L’uemoa face à la crise des impayés : le Niger en première ligne

L’UEMOA en alerte : le Niger, épicentre d’une crise financière régionale

Le dernier rapport de conjoncture de l’Union Économique et Monétaire Ouest-Africaine (UEMOA) révèle une situation contrastée au sein de la zone. Si le secteur bancaire affiche des performances globales encourageantes, il est profondément ébranlé par une hausse préoccupante des créances douteuses. Parmi les États membres, le Niger se distingue tristement comme le pays le plus exposé, illustrant une fracture économique grandissante au sein de l’Union.

Le Niger, point noir d’un système bancaire sous tension

Malgré une légère amélioration, le Niger conserve le titre peu envié de pays le plus touché par les impayés dans l’UEMOA. Avec un taux de créances en souffrance s’élevant à 24,8 % en janvier 2026, le pays dépasse largement la moyenne régionale et confirme son statut de maillon faible du système bancaire ouest-africain.

Un record inquiétant : Près d’un quart des crédits accordés au Niger sont aujourd’hui en défaut de paiement. Bien que ce taux marque un léger repli par rapport aux 25,9 % enregistrés en 2025, l’écart persistant avec les autres États membres souligne une vulnérabilité structurelle exacerbée par l’instabilité politique et les défis sécuritaires.

Une fracture économique entre le Sahel et le littoral

Le rapport met en lumière une division nette entre les pays sahéliens, durement impactés, et les économies côtières, globalement plus résilientes. Cette dichotomie reflète des dynamiques économiques et géopolitiques distinctes.

Les pays sahéliens : une région sous haute surveillance

  • Mali et Burkina Faso : Tous deux affichent un taux d’impayés de 12 %, un niveau préoccupant. Le Burkina Faso, en particulier, inquiète avec une progression de +2,1 points en un an.
  • Guinée-Bissau : Avec 21,2 % de créances en souffrance, le pays reste en zone rouge, confirmant sa fragilité.

Les pays côtiers : entre stabilité et alertes ponctuelles

  • Bénin : Leader de la zone avec un taux minimal de 4,3 %, il fait figure d’exemple en matière de gestion des risques.
  • Côte d’Ivoire et Sénégal : Ces deux économies majeures maintiennent une relative stabilité, avec des taux respectifs de 6,2 % et 9,7 %.
  • Togo : Le pays détonne avec une hausse spectaculaire de ses impayés, passant de 7,2 % à 11,9 % (+4,7 points), rompant ainsi avec la tendance générale des économies côtières.

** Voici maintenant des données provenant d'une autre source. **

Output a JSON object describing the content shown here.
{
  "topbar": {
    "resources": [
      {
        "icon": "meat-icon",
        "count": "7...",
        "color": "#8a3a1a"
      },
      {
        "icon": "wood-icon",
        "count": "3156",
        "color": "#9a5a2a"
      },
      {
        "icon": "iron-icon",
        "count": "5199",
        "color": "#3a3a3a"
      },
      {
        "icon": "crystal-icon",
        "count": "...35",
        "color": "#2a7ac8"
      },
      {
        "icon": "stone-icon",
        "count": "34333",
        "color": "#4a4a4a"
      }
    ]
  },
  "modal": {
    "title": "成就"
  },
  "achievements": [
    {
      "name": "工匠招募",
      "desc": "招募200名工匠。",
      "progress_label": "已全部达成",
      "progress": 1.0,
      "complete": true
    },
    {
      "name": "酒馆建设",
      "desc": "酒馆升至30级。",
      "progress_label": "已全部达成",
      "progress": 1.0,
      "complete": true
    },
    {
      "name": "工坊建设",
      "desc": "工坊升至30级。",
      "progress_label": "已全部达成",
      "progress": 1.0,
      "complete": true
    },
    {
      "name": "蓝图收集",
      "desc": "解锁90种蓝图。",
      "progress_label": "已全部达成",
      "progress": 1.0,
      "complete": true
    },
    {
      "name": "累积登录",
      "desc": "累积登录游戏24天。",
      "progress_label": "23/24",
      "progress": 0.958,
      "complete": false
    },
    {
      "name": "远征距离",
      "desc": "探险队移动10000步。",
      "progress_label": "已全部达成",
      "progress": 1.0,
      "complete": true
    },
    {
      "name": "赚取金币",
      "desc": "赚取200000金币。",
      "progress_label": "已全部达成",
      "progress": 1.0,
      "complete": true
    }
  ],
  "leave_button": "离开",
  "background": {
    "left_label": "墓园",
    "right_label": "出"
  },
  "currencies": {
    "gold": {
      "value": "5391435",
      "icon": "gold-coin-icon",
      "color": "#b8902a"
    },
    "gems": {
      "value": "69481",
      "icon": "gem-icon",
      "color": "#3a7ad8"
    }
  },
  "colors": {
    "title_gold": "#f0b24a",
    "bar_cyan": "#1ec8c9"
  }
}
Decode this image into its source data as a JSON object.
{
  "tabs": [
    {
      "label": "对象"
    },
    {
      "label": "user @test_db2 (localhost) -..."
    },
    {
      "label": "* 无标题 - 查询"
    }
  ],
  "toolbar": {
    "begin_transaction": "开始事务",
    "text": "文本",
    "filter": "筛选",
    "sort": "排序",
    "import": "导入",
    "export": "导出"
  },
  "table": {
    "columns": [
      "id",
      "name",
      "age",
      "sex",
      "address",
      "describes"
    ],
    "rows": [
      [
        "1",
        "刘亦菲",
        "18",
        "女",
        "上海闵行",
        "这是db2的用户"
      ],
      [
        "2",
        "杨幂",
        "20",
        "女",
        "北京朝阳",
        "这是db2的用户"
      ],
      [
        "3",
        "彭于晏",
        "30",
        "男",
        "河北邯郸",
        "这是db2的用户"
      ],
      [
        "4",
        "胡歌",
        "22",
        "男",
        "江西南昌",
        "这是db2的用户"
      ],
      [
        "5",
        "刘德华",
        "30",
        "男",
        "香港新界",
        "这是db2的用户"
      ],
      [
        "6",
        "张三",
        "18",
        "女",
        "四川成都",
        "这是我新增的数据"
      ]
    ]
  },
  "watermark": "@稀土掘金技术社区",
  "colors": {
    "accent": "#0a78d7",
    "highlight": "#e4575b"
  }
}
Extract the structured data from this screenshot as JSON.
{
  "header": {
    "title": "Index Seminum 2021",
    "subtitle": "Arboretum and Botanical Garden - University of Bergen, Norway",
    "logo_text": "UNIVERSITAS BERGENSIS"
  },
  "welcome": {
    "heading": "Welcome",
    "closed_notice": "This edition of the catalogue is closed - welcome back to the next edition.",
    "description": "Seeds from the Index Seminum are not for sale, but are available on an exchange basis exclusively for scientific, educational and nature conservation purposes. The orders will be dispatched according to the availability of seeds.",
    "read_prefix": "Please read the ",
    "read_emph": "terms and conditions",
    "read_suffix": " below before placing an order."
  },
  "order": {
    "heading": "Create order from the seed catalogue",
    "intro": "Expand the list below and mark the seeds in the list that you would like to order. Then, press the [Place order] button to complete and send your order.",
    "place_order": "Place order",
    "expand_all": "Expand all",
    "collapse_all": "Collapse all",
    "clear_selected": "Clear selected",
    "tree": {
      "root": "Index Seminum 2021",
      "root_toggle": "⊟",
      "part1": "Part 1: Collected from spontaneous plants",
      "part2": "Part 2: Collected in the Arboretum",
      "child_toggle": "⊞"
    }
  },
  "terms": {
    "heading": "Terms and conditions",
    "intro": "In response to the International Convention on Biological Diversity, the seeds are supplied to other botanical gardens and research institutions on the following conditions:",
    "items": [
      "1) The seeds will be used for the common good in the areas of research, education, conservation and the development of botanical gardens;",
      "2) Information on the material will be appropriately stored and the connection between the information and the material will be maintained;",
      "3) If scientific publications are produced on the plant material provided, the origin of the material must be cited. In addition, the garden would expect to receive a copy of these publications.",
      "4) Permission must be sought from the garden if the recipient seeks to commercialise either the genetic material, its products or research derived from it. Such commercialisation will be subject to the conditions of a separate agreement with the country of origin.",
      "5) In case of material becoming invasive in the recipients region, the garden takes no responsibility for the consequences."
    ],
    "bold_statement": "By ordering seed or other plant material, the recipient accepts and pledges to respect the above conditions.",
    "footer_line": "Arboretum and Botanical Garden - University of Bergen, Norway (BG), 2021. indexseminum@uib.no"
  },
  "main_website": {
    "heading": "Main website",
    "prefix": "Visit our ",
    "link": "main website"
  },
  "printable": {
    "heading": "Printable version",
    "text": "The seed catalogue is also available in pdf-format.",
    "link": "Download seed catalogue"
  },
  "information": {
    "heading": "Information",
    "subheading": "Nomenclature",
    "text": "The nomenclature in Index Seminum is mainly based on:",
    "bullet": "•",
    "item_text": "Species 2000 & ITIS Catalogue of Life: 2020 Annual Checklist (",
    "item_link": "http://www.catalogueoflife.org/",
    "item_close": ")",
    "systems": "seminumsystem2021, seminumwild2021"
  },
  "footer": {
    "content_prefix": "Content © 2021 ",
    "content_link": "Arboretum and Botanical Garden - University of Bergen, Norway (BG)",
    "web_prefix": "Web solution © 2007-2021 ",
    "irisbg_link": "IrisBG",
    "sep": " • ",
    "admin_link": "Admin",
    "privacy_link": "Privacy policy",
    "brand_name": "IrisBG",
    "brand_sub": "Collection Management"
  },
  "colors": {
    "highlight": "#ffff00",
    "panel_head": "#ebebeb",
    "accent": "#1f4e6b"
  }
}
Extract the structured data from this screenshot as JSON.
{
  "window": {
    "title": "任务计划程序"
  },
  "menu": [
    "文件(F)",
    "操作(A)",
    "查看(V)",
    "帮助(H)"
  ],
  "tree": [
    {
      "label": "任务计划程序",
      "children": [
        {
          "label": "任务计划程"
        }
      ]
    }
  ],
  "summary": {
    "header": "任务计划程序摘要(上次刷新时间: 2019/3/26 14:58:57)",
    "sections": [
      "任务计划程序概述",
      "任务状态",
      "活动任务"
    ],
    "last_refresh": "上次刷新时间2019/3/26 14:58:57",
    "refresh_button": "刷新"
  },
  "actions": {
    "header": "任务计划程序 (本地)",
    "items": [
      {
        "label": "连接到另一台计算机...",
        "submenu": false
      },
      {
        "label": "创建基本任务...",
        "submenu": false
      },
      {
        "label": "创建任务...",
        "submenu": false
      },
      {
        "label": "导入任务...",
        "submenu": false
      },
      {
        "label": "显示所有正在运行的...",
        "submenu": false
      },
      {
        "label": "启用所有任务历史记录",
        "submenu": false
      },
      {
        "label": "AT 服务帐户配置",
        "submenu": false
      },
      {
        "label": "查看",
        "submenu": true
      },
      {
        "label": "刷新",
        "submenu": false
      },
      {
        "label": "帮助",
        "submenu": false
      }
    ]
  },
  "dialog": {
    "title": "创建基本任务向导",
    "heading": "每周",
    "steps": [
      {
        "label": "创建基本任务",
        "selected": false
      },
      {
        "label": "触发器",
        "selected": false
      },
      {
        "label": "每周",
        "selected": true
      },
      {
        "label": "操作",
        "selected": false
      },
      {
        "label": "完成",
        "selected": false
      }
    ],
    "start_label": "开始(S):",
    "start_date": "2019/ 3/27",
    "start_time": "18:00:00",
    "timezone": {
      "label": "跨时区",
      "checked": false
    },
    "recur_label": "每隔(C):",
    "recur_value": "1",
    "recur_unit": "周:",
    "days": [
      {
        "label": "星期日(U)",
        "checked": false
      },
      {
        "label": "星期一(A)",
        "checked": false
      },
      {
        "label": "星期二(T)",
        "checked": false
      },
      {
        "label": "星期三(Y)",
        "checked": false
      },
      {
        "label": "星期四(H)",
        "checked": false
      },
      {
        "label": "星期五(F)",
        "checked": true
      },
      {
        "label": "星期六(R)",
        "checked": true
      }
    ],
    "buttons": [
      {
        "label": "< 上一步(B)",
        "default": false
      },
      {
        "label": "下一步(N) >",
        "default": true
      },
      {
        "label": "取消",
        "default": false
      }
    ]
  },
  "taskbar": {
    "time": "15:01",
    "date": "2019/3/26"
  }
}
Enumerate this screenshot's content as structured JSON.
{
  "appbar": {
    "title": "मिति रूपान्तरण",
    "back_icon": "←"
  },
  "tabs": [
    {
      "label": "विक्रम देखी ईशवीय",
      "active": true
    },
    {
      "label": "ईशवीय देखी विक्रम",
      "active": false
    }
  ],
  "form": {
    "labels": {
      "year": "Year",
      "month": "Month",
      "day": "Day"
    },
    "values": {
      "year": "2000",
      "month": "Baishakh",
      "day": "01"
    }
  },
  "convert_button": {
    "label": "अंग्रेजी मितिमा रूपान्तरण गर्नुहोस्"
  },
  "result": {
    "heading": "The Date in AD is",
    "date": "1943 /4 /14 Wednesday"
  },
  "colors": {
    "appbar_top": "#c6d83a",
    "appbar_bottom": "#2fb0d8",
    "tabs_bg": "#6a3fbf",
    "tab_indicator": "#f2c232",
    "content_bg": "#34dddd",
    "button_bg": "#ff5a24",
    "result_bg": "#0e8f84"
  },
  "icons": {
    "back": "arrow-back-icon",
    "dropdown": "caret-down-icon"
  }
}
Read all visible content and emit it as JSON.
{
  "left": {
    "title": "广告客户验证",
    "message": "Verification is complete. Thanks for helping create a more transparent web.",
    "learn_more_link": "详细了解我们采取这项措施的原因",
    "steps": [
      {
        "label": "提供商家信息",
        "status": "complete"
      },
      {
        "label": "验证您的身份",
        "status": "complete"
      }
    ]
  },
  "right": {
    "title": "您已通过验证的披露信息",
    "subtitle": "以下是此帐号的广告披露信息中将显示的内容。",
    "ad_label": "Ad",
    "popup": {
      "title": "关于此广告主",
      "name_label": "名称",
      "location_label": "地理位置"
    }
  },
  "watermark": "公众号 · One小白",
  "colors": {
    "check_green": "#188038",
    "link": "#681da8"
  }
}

Un encours de crédit en croissance, mais un risque accru pour les banques

L’UEMOA a franchi un cap symbolique avec un encours global de crédits à l’économie atteignant 40 031 milliards de FCFA, soit une progression de 4,7 % sur un an. Pourtant, cette dynamique positive est assombrie par l’accumulation des créances douteuses, qui s’élèvent désormais à 3 631 milliards de FCFA.

Le taux de couverture des impayés est tombé à 59 %, un niveau critique qui révèle l’incapacité des banques à absorber les pertes aussi rapidement que les défauts de paiement n’augmentent. Cette situation pousse les établissements financiers à revoir en profondeur leurs stratégies de prêt.

Les banques resserrent l’étau

Face à l’aggravation du profil de risque, notamment au Niger et dans les pays sahéliens, les banques adoptent une approche plus restrictive :

  • Exigences accrues : Hausse des apports personnels et renforcement des garanties demandées aux emprunteurs.
  • Sélectivité renforcée : Priorité donnée à la préservation des bilans plutôt qu’à l’expansion du crédit, au détriment du financement des petites et moyennes entreprises locales.

En 2026, l’UEMOA entre prudence et vigilance

Si le système bancaire régional conserve une solidité d’ensemble, la crise des impayés, particulièrement marquée au Niger, et sa propagation dans le Sahel, exigent une attention constante. Les risques de contagion et de crise de liquidité, bien que non immédiats, pourraient s’amplifier si la situation n’est pas maîtrisée. Les acteurs économiques et les autorités monétaires doivent désormais conjuguer efforts pour éviter une dégradation durable de la stabilité financière en Afrique de l’Ouest.